Gute Neuigkeiten in Berlin: Neue Regeln erkennen Home Sharing an

Mit der Abstimmung über das Zweckentfremdungsverbot-Gesetz am 22. März 2018 im Berliner Abgeordnetenhaus erkennt das Land Berlin Home Sharing ausdrücklich an und schafft neue Regeln zugunsten von Privatpersonen.

Dies markiert einen Wendepunkt für Home Sharer, nachdem die bisherige Regelung nicht zwischen Privatpersonen und professionellen Ferienwohnungsanbietern unterschieden hat.

Privatpersonen, die gelegentlich ihr Zuhause an Reisende vermieten wollen, wenn sie selbst beruflich oder privat unterwegs sind, haben künftig einen Anspruch auf Genehmigung für die wiederholte kurzzeitige Vermietung ihres Zuhauses. Dies ist im neuen Gesetz nun eindeutig als Regelfall festgeschrieben. Das Berliner Verwaltungsgericht hatte in mehreren Urteilen und Hinweisen bestätigt, dass Berliner ihre selbst bewohnte Wohnung bis zu 182 Tage im Jahr und mehr vermieten dürfen, weil sie keinen Wohnraum entziehen. Das bisher geltende Gesetz hatte dies jedoch nicht explizit geregelt.

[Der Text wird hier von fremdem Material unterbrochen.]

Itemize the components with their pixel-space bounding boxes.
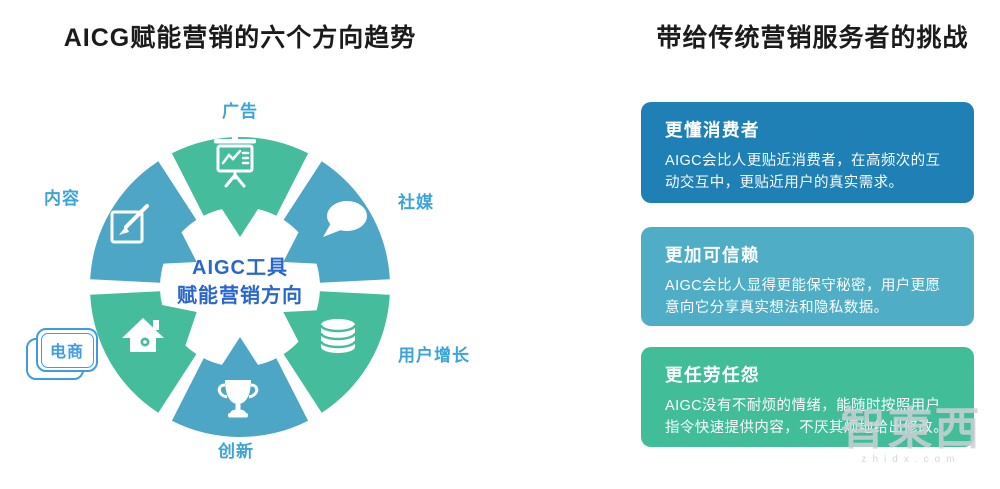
challenge-card-trust: 更加可信赖 AIGC会比人显得更能保守秘密，用户更愿意向它分享真实想法和隐私数据…: [641, 227, 974, 326]
speech-bubble-icon: [323, 201, 367, 237]
watermark-url-text: zhidx.com: [861, 454, 961, 465]
center-text-line1: AIGC工具: [192, 257, 288, 279]
challenge-card-diligence: 更任劳任怨 AIGC没有不耐烦的情绪，能随时按照用户指令快速提供内容，不厌其烦地…: [641, 347, 974, 447]
card-title: 更加可信赖: [665, 245, 760, 265]
card-title: 更懂消费者: [665, 120, 760, 140]
presentation-chart-icon: [214, 135, 256, 188]
segment-label-social: 社媒: [398, 193, 434, 212]
segment-ads: [171, 136, 309, 237]
house-icon: [122, 318, 164, 352]
left-panel-title: AICG赋能营销的六个方向趋势: [63, 24, 417, 52]
diagram-center-text: AIGC工具 赋能营销方向: [140, 254, 340, 310]
segment-label-growth: 用户增长: [398, 346, 470, 365]
segment-label-ads: 广告: [222, 102, 258, 121]
card-body: AIGC会比人更贴近消费者，在高频次的互动交互中，更贴近用户的真实需求。: [665, 153, 941, 191]
card-body: AIGC没有不耐烦的情绪，能随时按照用户指令快速提供内容，不厌其烦地给出修改。: [665, 398, 949, 436]
database-icon: [319, 319, 357, 353]
segment-label-content: 内容: [44, 189, 80, 208]
ecommerce-front-card: 电商: [36, 328, 98, 372]
card-title: 更任劳任怨: [665, 365, 760, 385]
trophy-icon: [217, 380, 259, 418]
center-text-line2: 赋能营销方向: [177, 285, 303, 307]
segment-label-ecommerce-box: 电商: [26, 328, 98, 382]
card-body: AIGC会比人显得更能保守秘密，用户更愿意向它分享真实想法和隐私数据。: [665, 278, 941, 316]
right-panel-title: 带给传统营销服务者的挑战: [656, 24, 969, 52]
edit-pencil-icon: [110, 204, 149, 244]
segment-label-innovation: 创新: [218, 442, 254, 461]
challenge-card-consumer: 更懂消费者 AIGC会比人更贴近消费者，在高频次的互动交互中，更贴近用户的真实需…: [641, 102, 974, 203]
ecommerce-inner-border: [40, 332, 94, 368]
segment-label-ecommerce: 电商: [49, 344, 84, 361]
cycle-diagram: [90, 135, 390, 438]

Alexander Schwarz, Geschäftsführer Airbnb Deutschland:

“Airbnb begrüßt, dass die Stadt Berlin nun Home Sharing ausdrücklich anerkennt und es Berlinerinnen und Berlinern ermöglicht, ihr selbst bewohntes Zuhause mit Reisenden zu teilen. Wir wollen unseren konstruktiven Austausch mit der Stadt Berlin fortsetzen und uns dafür einsetzen, dass das Genehmigungsverfahren nun unbürokratisch, das heisst vor allem zügig, und bürgernah gestaltet wird.”

Die neuen Regelungen treten zum 1. Mai 2018 in Kraft und regeln die zeitweise Vermietung der Hauptwohnung sowie der Zweitwohnung, letztere darf künftig für insgesamt 90 Tage im Jahr mit Genehmigung vermietet werden darf. Die Hauptwohnung darf auch über 90 Tage im Jahr vermietet werden. Auch dies bedarf einer Genehmigung.

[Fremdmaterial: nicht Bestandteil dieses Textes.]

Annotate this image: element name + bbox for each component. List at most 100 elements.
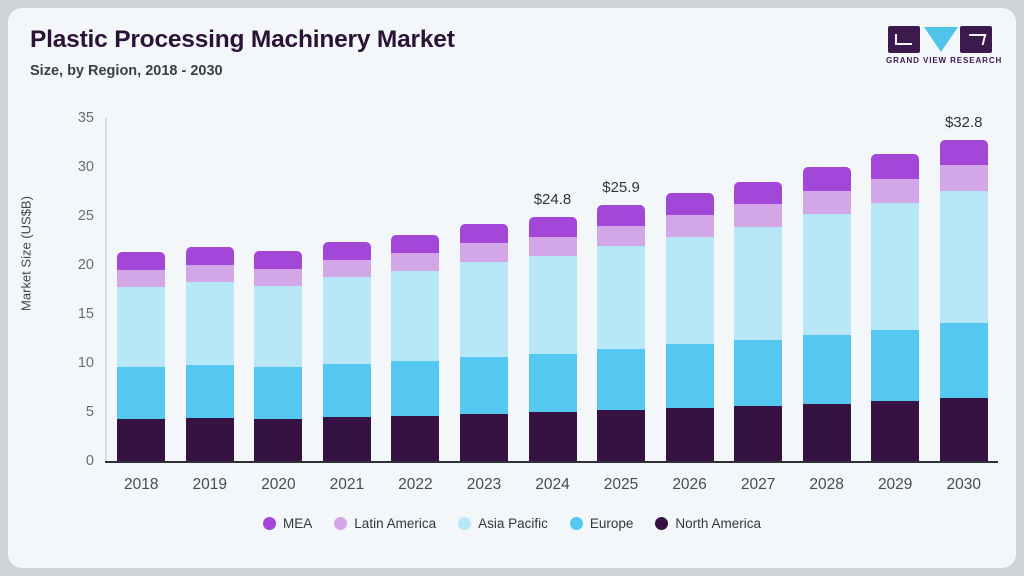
bar-stack[interactable]: [597, 118, 646, 461]
logo-g-block-icon: [888, 26, 920, 53]
chart-header: Plastic Processing Machinery Market Size…: [8, 8, 1016, 92]
bar-segment-north-america[interactable]: [871, 401, 920, 461]
bar-stack[interactable]: [734, 118, 783, 461]
bar-segment-europe[interactable]: [117, 366, 166, 419]
bar-segment-asia-pacific[interactable]: [254, 285, 303, 367]
bar-segment-mea[interactable]: [391, 234, 440, 254]
bar-segment-asia-pacific[interactable]: [391, 270, 440, 362]
bar-segment-europe[interactable]: [734, 340, 783, 407]
x-axis-tick-label: 2030: [946, 476, 981, 493]
bar-segment-north-america[interactable]: [528, 412, 577, 461]
page-subtitle: Size, by Region, 2018 - 2030: [30, 63, 223, 79]
bar-segment-asia-pacific[interactable]: [528, 256, 577, 355]
bar-stack[interactable]: [528, 118, 577, 461]
bar-stack[interactable]: [254, 118, 303, 461]
bar-segment-europe[interactable]: [254, 366, 303, 419]
bar-segment-mea[interactable]: [254, 251, 303, 269]
bar-segment-north-america[interactable]: [391, 415, 440, 461]
bar-segment-latin-america[interactable]: [939, 165, 988, 191]
bar-segment-north-america[interactable]: [939, 398, 988, 461]
x-axis-tick-label: 2025: [603, 476, 639, 493]
bar-segment-asia-pacific[interactable]: [939, 190, 988, 323]
bar-segment-north-america[interactable]: [665, 408, 714, 461]
x-axis-tick-label: 2018: [124, 476, 159, 493]
bar-segment-europe[interactable]: [459, 357, 508, 414]
bar-segment-north-america[interactable]: [254, 418, 303, 461]
bar-segment-north-america[interactable]: [802, 404, 851, 461]
bar-segment-asia-pacific[interactable]: [322, 276, 371, 364]
bar-segment-mea[interactable]: [185, 247, 234, 265]
bar-segment-north-america[interactable]: [734, 406, 783, 461]
logo-wordmark: GRAND VIEW RESEARCH: [886, 56, 1003, 65]
x-axis-tick-label: 2021: [329, 476, 365, 493]
bar-stack[interactable]: [802, 118, 851, 461]
bar-segment-latin-america[interactable]: [322, 260, 371, 277]
bar-segment-mea[interactable]: [665, 193, 714, 216]
bar-segment-asia-pacific[interactable]: [871, 203, 920, 330]
bar-segment-asia-pacific[interactable]: [802, 214, 851, 335]
bar-segment-mea[interactable]: [939, 139, 988, 166]
bar-segment-europe[interactable]: [391, 361, 440, 416]
legend-item-asia-pacific[interactable]: Asia Pacific: [458, 516, 548, 531]
legend-item-latin-america[interactable]: Latin America: [334, 516, 436, 531]
bar-value-label: $25.9: [602, 179, 640, 197]
bar-segment-europe[interactable]: [322, 364, 371, 417]
bar-stack[interactable]: [117, 118, 166, 461]
bar-segment-mea[interactable]: [459, 223, 508, 244]
bar-segment-asia-pacific[interactable]: [665, 236, 714, 345]
bar-segment-asia-pacific[interactable]: [185, 281, 234, 365]
bar-segment-asia-pacific[interactable]: [597, 246, 646, 350]
bar-segment-mea[interactable]: [117, 252, 166, 270]
bar-segment-latin-america[interactable]: [254, 268, 303, 286]
bar-segment-latin-america[interactable]: [528, 236, 577, 257]
bar-segment-mea[interactable]: [734, 181, 783, 205]
chart-legend: MEA Latin America Asia Pacific Europe North …: [8, 516, 1016, 531]
x-axis-line: [105, 461, 998, 463]
bar-segment-latin-america[interactable]: [185, 265, 234, 282]
bar-segment-latin-america[interactable]: [665, 215, 714, 237]
bar-segment-latin-america[interactable]: [391, 253, 440, 271]
bar-segment-north-america[interactable]: [597, 410, 646, 461]
bar-stack[interactable]: [665, 118, 714, 461]
bar-segment-mea[interactable]: [597, 205, 646, 226]
bar-segment-north-america[interactable]: [459, 413, 508, 461]
bar-stack[interactable]: [322, 118, 371, 461]
bar-segment-asia-pacific[interactable]: [117, 286, 166, 367]
legend-label: Europe: [589, 516, 634, 531]
bar-stack[interactable]: [459, 118, 508, 461]
bar-segment-latin-america[interactable]: [802, 190, 851, 215]
bar-segment-europe[interactable]: [871, 329, 920, 402]
legend-item-mea[interactable]: MEA: [263, 516, 312, 531]
bar-segment-north-america[interactable]: [185, 417, 234, 461]
bar-stack[interactable]: [939, 118, 988, 461]
legend-item-europe[interactable]: Europe: [569, 516, 634, 531]
bar-segment-latin-america[interactable]: [459, 243, 508, 263]
bar-stack[interactable]: [871, 118, 920, 461]
logo-v-triangle-icon: [924, 27, 958, 52]
bar-segment-mea[interactable]: [322, 242, 371, 261]
bar-segment-latin-america[interactable]: [597, 225, 646, 247]
y-axis-tick-label: 30: [77, 159, 94, 175]
bar-segment-europe[interactable]: [939, 322, 988, 399]
bar-segment-europe[interactable]: [802, 334, 851, 405]
bar-segment-europe[interactable]: [185, 364, 234, 418]
bar-segment-asia-pacific[interactable]: [459, 262, 508, 358]
bar-stack[interactable]: [391, 118, 440, 461]
bar-segment-north-america[interactable]: [322, 416, 371, 461]
bar-segment-asia-pacific[interactable]: [734, 226, 783, 341]
bar-segment-europe[interactable]: [597, 349, 646, 411]
bar-segment-europe[interactable]: [528, 354, 577, 412]
bar-segment-mea[interactable]: [528, 217, 577, 237]
bar-segment-mea[interactable]: [871, 154, 920, 179]
bar-segment-north-america[interactable]: [117, 418, 166, 461]
bar-segment-europe[interactable]: [665, 344, 714, 409]
bar-segment-latin-america[interactable]: [871, 178, 920, 204]
x-axis-tick-label: 2024: [535, 476, 570, 493]
bar-stack[interactable]: [185, 118, 234, 461]
bar-value-label: $32.8: [944, 113, 983, 131]
bar-segment-latin-america[interactable]: [117, 269, 166, 287]
bar-segment-latin-america[interactable]: [734, 204, 783, 227]
legend-item-north-america[interactable]: North America: [655, 516, 761, 531]
legend-swatch-icon: [655, 517, 669, 530]
bar-segment-mea[interactable]: [802, 167, 851, 191]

Damit die neuen Regelungen jedoch auch tatsächlich die von allen Beteiligten gewünschte positive Wirkung haben, muss im Genehmigungsverfahren der bürokratische Aufwand für Bürgerinnen und Bürger sowie die Bezirksämter minimiert werden und die Erteilung der Genehmigungen nach Antrag so schnell wie möglich erfolgen.

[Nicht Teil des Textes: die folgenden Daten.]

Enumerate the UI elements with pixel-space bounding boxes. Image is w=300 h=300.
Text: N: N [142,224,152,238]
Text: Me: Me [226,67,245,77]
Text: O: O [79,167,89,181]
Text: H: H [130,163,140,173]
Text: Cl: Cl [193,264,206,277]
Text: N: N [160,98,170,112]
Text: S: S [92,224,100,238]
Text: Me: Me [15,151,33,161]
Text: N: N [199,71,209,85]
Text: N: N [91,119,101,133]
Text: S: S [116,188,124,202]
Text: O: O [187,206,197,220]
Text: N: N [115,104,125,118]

Airbnb arbeitet weltweit mit Städten und Gemeinden zusammen, um gemeinsam faire und zeitgemäße Home Sharing-Regeln zu gestalten und den administrativen Aufwand für die Verwaltung sowie für Gastgeber zu verringern. Airbnb hat bereits mit über 340 Städten und Regionen Vereinbarungen zur automatisierten Erhebung und Abführung der jeweiligen Tourismusabgaben über die Plattform geschlossen. 2017 hat Airbnb mit der Stadt Dortmund eine solche Vereinbarung geschlossen und ist zuversichtlich, mit weiteren Städten zeitnah eine entsprechende Vereinbarung schließen zu können.